Ultimately, the field of generative AI may evolve into “five or six big foundational models” that dominate the market, he said.

The bank is testing LLMs from U.S. tech giants as well as open-source models to incorporate into its portal, said the people, who asked not to be identified discussing the bank's AI strategy.

Friend or foe?

Heitsenrether outlined three stages for the evolution of generative AI at JPMorgan.

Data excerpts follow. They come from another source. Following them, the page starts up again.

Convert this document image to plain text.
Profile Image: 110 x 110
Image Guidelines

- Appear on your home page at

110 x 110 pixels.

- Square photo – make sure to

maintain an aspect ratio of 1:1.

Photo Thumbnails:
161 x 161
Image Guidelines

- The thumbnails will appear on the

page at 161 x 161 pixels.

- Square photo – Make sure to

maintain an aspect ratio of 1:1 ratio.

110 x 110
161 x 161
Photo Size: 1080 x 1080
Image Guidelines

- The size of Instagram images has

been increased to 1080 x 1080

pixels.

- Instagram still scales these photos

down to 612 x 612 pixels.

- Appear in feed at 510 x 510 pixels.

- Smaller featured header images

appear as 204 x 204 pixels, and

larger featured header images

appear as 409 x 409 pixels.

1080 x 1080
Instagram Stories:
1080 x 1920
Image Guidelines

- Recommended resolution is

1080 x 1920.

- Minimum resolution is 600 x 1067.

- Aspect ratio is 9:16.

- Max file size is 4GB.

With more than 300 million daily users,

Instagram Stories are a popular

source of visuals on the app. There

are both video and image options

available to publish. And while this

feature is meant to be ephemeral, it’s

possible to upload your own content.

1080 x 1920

The first is simply making the models available to workers; the second involves aggregating JPMorgan's proprietary data to help boost employee productivity, which is a stage the company is just beginning.

The third is a bigger leap that would allow for much larger productivity gains, which is when generative AI is powerful enough to operate as autonomous agents performing complex, multi-step tasks. That would make rank-and-file employees more like managers with AI assistants at their command.

Technology is likely to empower some workers and displace others, changing the composition of the industry in ways that are difficult to predict.

According to consulting firm Accenture, banking jobs are the most prone to automation of all industries, including technology, healthcare and retail. AI could boost the sector’s profits by $170 billion in just four years. Citigroup Analysts said.

People should think of generative AI “as an assistant that takes care of the most mundane tasks that we'd all like not to do, where it can just give you the answer without having to go through spreadsheets,” Heitsenrether said.

“You can focus on higher-value work,” he said.

— CNBC's Leslie Picker contributed to this report.